The kidneys when they are present exist not of actual necessity, but as matters of greater finish and perfection. For by their special character they are suited to serve in the excretion of the fluid which collects in the bladder. In animals therefore [25] where this fluid is very abundantly formed, their presence enables the bladder to perform better its proper office.
Since then both kidneys and bladder exist in animals for one and the same function, we must next treat of the bladder,
though in so doing we disregard the due [30] order of succession in which the parts should be enumerated. For not a word has yet been said of the midriff, which is one of the parts that environ the viscera.

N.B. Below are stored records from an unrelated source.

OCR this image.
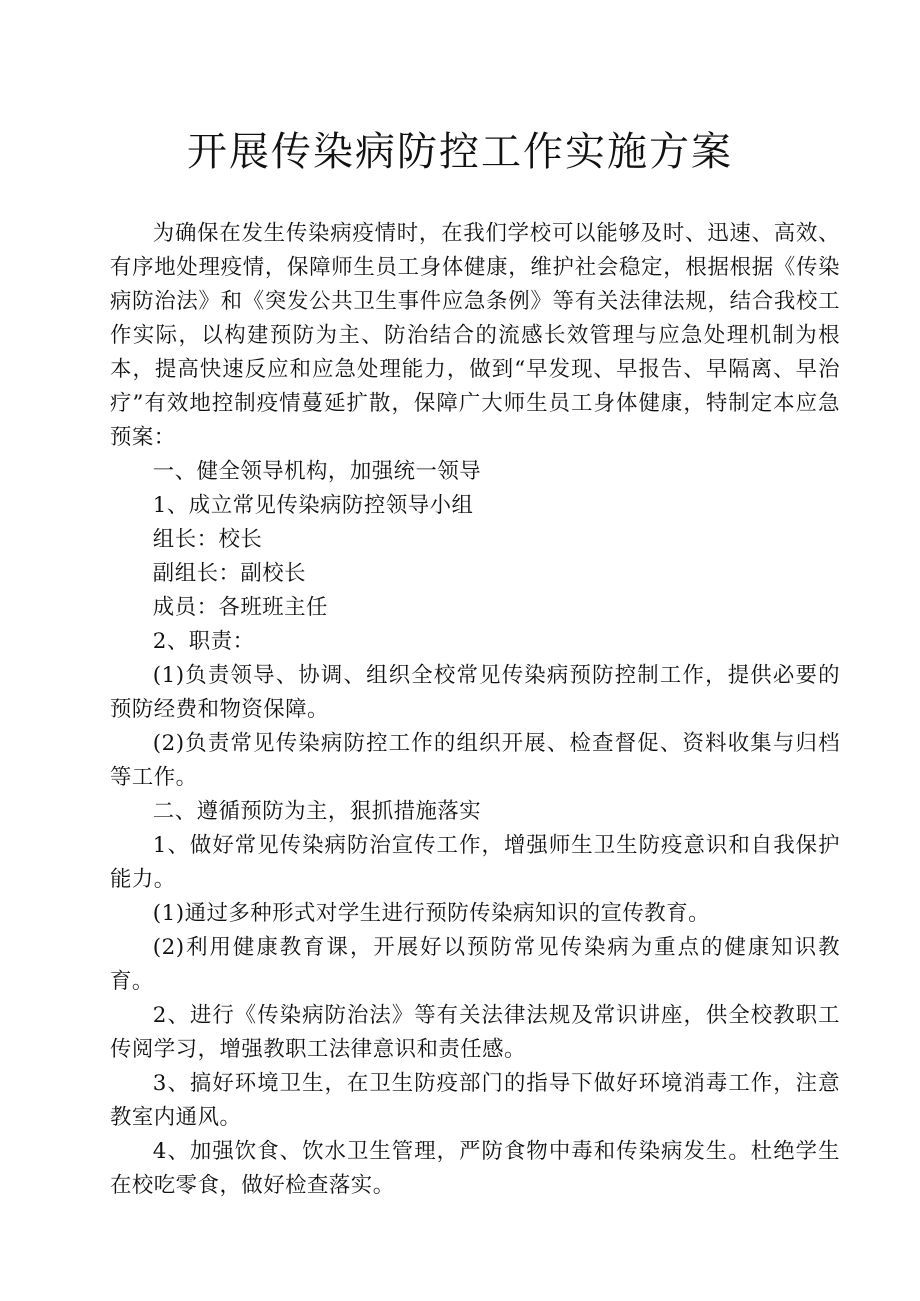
开展传染病防控工作实施方案

为确保在发生传染病疫情时，在我们学校可以能够及时、迅速、高效、有序地处理疫情，保障师生员工身体健康，维护社会稳定，根据根据《传染病防治法》和《突发公共卫生事件应急条例》等有关法律法规，结合我校工作实际，以构建预防为主、防治结合的流感长效管理与应急处理机制为根本，提高快速反应和应急处理能力，做到“早发现、早报告、早隔离、早治疗”有效地控制疫情蔓延扩散，保障广大师生员工身体健康，特制定本应急预案：

一、健全领导机构，加强统一领导

1、成立常见传染病防控领导小组

组长：校长

副组长：副校长

成员：各班班主任

2、职责：

(1)负责领导、协调、组织全校常见传染病预防控制工作，提供必要的预防经费和物资保障。

(2)负责常见传染病防控工作的组织开展、检查督促、资料收集与归档等工作。

二、遵循预防为主，狠抓措施落实

1、做好常见传染病防治宣传工作，增强师生卫生防疫意识和自我保护能力。

(1)通过多种形式对学生进行预防传染病知识的宣传教育。

(2)利用健康教育课，开展好以预防常见传染病为重点的健康知识教育。

2、进行《传染病防治法》等有关法律法规及常识讲座，供全校教职工传阅学习，增强教职工法律意识和责任感。

3、搞好环境卫生，在卫生防疫部门的指导下做好环境消毒工作，注意教室内通风。

4、加强饮食、饮水卫生管理，严防食物中毒和传染病发生。杜绝学生在校吃零食，做好检查落实。
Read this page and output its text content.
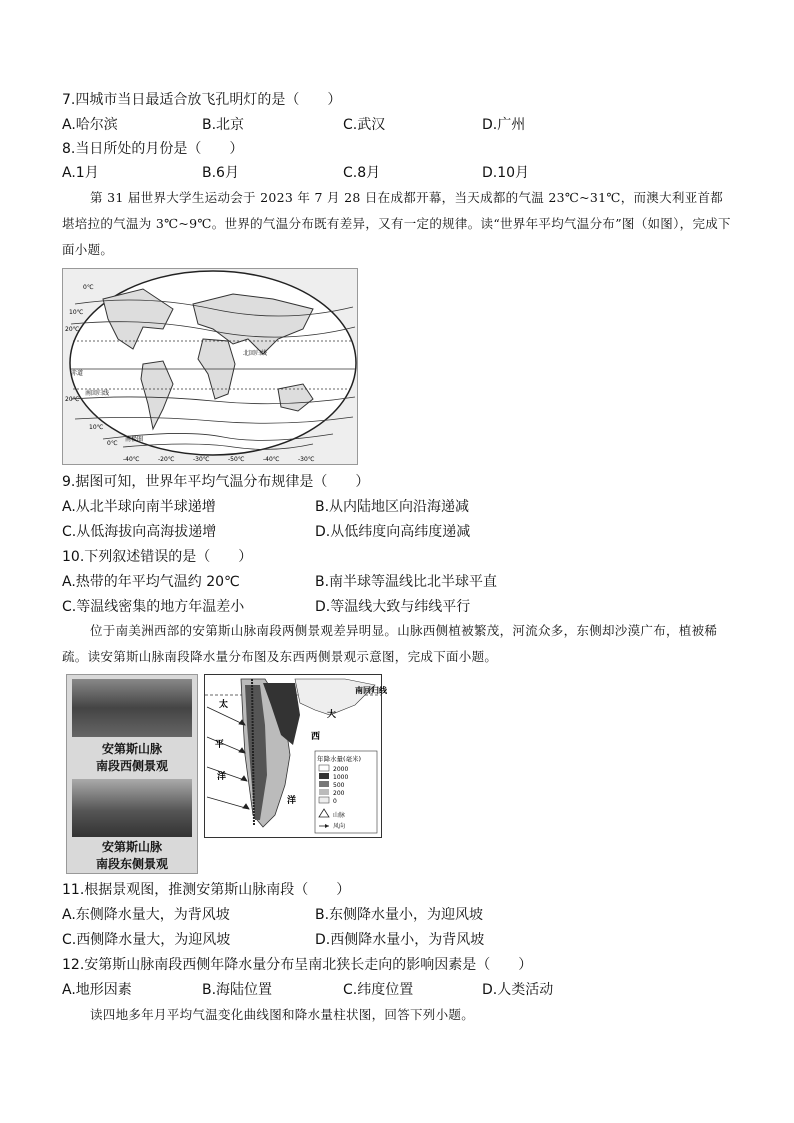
7.四城市当日最适合放飞孔明灯的是（　　）
A.哈尔滨	B.北京	C.武汉	D.广州
8.当日所处的月份是（　　）
A.1月	B.6月	C.8月	D.10月
第 31 届世界大学生运动会于 2023 年 7 月 28 日在成都开幕，当天成都的气温 23℃~31℃，而澳大利亚首都堪培拉的气温为 3℃~9℃。世界的气温分布既有差异，又有一定的规律。读“世界年平均气温分布”图（如图），完成下面小题。
北回归线
赤道
南回归线
南极圈
0℃
10℃
20℃
20℃
10℃
0℃
-40℃	-20℃	-30℃	-50℃	-40℃	-30℃
9.据图可知，世界年平均气温分布规律是（　　）
A.从北半球向南半球递增	B.从内陆地区向沿海递减
C.从低海拔向高海拔递增	D.从低纬度向高纬度递减
10.下列叙述错误的是（　　）
A.热带的年平均气温约 20℃	B.南半球等温线比北半球平直
C.等温线密集的地方年温差小	D.等温线大致与纬线平行
位于南美洲西部的安第斯山脉南段两侧景观差异明显。山脉西侧植被繁茂，河流众多，东侧却沙漠广布，植被稀疏。读安第斯山脉南段降水量分布图及东西两侧景观示意图，完成下面小题。
安第斯山脉
南段西侧景观
安第斯山脉
南段东侧景观
南回归线
太
平
洋
大
西
洋
年降水量(毫米)
2000
1000
500
200
0
山脉
风向
11.根据景观图，推测安第斯山脉南段（　　）
A.东侧降水量大，为背风坡	B.东侧降水量小，为迎风坡
C.西侧降水量大，为迎风坡	D.西侧降水量小，为背风坡
12.安第斯山脉南段西侧年降水量分布呈南北狭长走向的影响因素是（　　）
A.地形因素	B.海陆位置	C.纬度位置	D.人类活动
读四地多年月平均气温变化曲线图和降水量柱状图，回答下列小题。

8 · It is not every animal that has a bladder; those only being apparently [671a1] intended by nature to have one, whose lung contains blood. To such it was but reasonable that she should give this part. For the superabundance in their lung of its natural constituents causes them to be the thirstiest of animals, and makes them require a more than ordinary quantity not merely of solid but also of liquid nutriment. This increased consumption necessarily entails the production of an [5] increased amount of residue; which thus becomes too abundant to be concocted by the stomach and excreted with its own residual matter. The residual fluid must therefore of necessity have a receptacle of its own; and thus all animals whose lung contains blood are provided with a bladder. Those animals, on the other hand, that are without a lung of this character, and that either drink but sparingly owing to [10] their lung being of a spongy texture, or never imbibe fluid at all for drinking’s sake but only as nutriment, insects for instance and fishes, and that are moreover clad with feathers or scales or scaly plates—all these animals, owing to the small amount of fluid which they imbibe, and owing also to such residue as there may be being [15] converted into feathers and the like, are invariably without a bladder. The tortoises, which are comprised among animals with scaly plates, form the only exception; and this is merely due to the imperfect development of their natural conformation; the explanation of the matter being that in the sea-tortoises the lung is flesh-like and contains blood, resembling the lung of the ox, and that in the land-tortoises it is of disproportionately large size. Moreover, inasmuch as the covering which invests [20] them is dense and shell-like, so that the moisture cannot exhale through the porous flesh, as it does in birds and in snakes and other animals with scaly plates, such an amount of secretion is formed that some special part is required to receive and hold it. This then is the reason why these animals, alone of their kind, have a bladder, the [25] sea-tortoise a large one, the land-tortoises an extremely small one.